Thanks to years of creative and relentless activism from these individuals and communities PEPFAR and the Global Fund have channeled hundreds of millions of dollars to programs to reduce barriers to access to HIV services for stigmatized communities at risk. Policymakers now appreciate, to a degree they did not before, that community participation and mobilization are essential weapons in the fight against this disease. The United States played a helpful role in making this possible, saving hundreds of thousands of lives in the process.
This progress has been hard-won, and it should not be so easily discarded.
So at the same time that advocates and legislators work to stop the Trump administration’s proposed cuts, they also need to remember—and defend—the good that U.S. foreign assistance has done for people in marginalized communities. We cannot accept, much less become complicit in, a policy that pushes these groups back to the margins by allowing AIDS funding to be distributed solely on the basis of economic efficiency and national interest. As the complicated legacy of the U.S. HIV response under President George W. Bush shows, the way AIDS funds are distributed can be as important as their total amount.
For example, while it’s true to say that the Bush administration oversaw an unprecedented “scale-up” of access to lifesaving treatment—for which it deserves enormous credit—these years were also the time when abstinence-only education was privileged, when discrimination against sex workers was allowed, and when other socially excluded groups encountered what seemed like impenetrable barriers to accessing HIV services.

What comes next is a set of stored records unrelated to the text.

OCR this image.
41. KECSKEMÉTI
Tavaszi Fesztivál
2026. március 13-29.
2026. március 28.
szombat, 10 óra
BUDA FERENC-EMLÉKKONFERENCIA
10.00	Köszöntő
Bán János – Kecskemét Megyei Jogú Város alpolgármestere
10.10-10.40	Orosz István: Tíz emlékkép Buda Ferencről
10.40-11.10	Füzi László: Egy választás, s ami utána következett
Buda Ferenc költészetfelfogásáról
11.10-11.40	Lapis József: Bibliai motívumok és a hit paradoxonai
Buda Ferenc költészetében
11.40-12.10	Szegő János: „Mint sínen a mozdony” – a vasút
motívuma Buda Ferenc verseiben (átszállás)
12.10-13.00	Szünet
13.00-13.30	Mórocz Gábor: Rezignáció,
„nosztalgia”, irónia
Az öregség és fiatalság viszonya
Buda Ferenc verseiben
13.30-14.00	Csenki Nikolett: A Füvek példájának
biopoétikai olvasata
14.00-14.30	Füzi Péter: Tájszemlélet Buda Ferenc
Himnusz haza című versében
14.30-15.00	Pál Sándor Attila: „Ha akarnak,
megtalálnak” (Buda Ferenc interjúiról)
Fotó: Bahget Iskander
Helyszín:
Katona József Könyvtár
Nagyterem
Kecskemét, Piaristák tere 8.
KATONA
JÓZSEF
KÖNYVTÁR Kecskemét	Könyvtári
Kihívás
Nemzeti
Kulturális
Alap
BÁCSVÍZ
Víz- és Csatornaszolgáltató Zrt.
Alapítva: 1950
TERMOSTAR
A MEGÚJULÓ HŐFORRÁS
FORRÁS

Because of the political expediency that characterized this era, many groups in desperate need of assistance—women fighting forced sterilization in rural Africa, gay and transgender people demanding access to HIV treatment in Southeast Asia, sex workers demanding access to prevention services as a matter of rights in India, and so on—went ignored.
Put simply, while the scale-up saved lives, the further marginalization of people within these communities cost lives, too. And if we ignore the substantial improvements won by allowing marginalized people to use these funds as they think best, we not only risk losing these gains, but further normalizing these people’s social exclusion in the process.
For proof that the recent inclusive approach is working, look no further than the recent PEPFAR Country Operational Planning reviews in Johannesburg, South Africa. Thanks to the presence of community advocates at these intense, multiday meetings with U.S. government staff, funding for groups hardest-hit by the epidemic—men having sex with men in East Africa, people already living with HIV in Zimbabwe—was markedly increased. Along the same lines, the Global Fund recently released new guidelines on how governments and communities can rapidly implement education programs about human rights and gender equality. Including the voices of those affected by the crisis without stigmatizing them produces better outcomes.
In the face of such unprecedented threats to funding and global health, the chance to erase “controversial” elements of global HIV programming may be tempting. But that temptation must be resisted. Let’s fight for a fully funded global HIV response that also remains inclusive—one that honors the diverse, vibrant, creative, and marginalized communities who have spent decades heroically battling this disease.